Eugenol-Induced Autophagy and Apoptosis in Breast Cancer Cells via PI3K/AKT/FOXO3a Pathway Inhibition.

Abstract

The use of natural compounds is promising in approaches to prevent and treat cancer. The long-term application of most currently employed chemotherapy techniques has toxic side effects. Eugenol, a phenolic phytochemical extracted from certain essential oils, has an anti-cancer effect. The modulation of autophagy can promote either the survival or apoptosis of cancer cells. Triple-negative (MDA-MB-231) and HER2 positive (SK-BR-3) breast cancer cell lines were treated with different doses of eugenol. Apoptosis was detected by a flow-cytometry technique, while autophagy was detected by acridine orange. Real-time PCR and Western blot assays were applied to investigate the effect of eugenol on the gene and protein expression levels of autophagy and apoptotic genes. Treating cells with different concentrations of eugenol significantly inhibited cell proliferation.

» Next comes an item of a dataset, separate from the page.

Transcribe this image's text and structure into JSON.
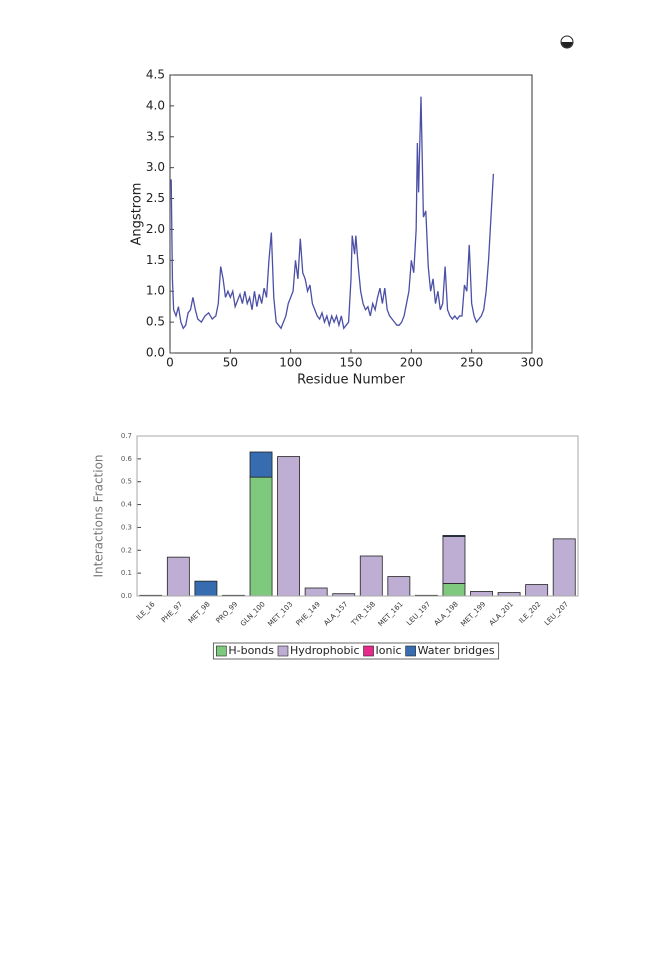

The protein levels of AKT serine/threonine kinase 1 (AKT), forkhead box O3 (FOXO3a), cyclin dependent kinase inhibitor 1A (p21), cyclin-dependent kinase inhibitor (p27), and Caspase-3 and -9 increased significantly in Eugenol-treated cells. Eugenol also induced autophagy by upregulating the expression levels of microtubule-associated protein 1 light chain 3 (LC3) and downregulating the expression of nucleoporin 62 (NU p62). Eugenol is a promising natural anti-cancer agent against triple-negative and HER2-positive breast cancer. It appears to work by targeting the caspase pathway and by inducing autophagic cell death.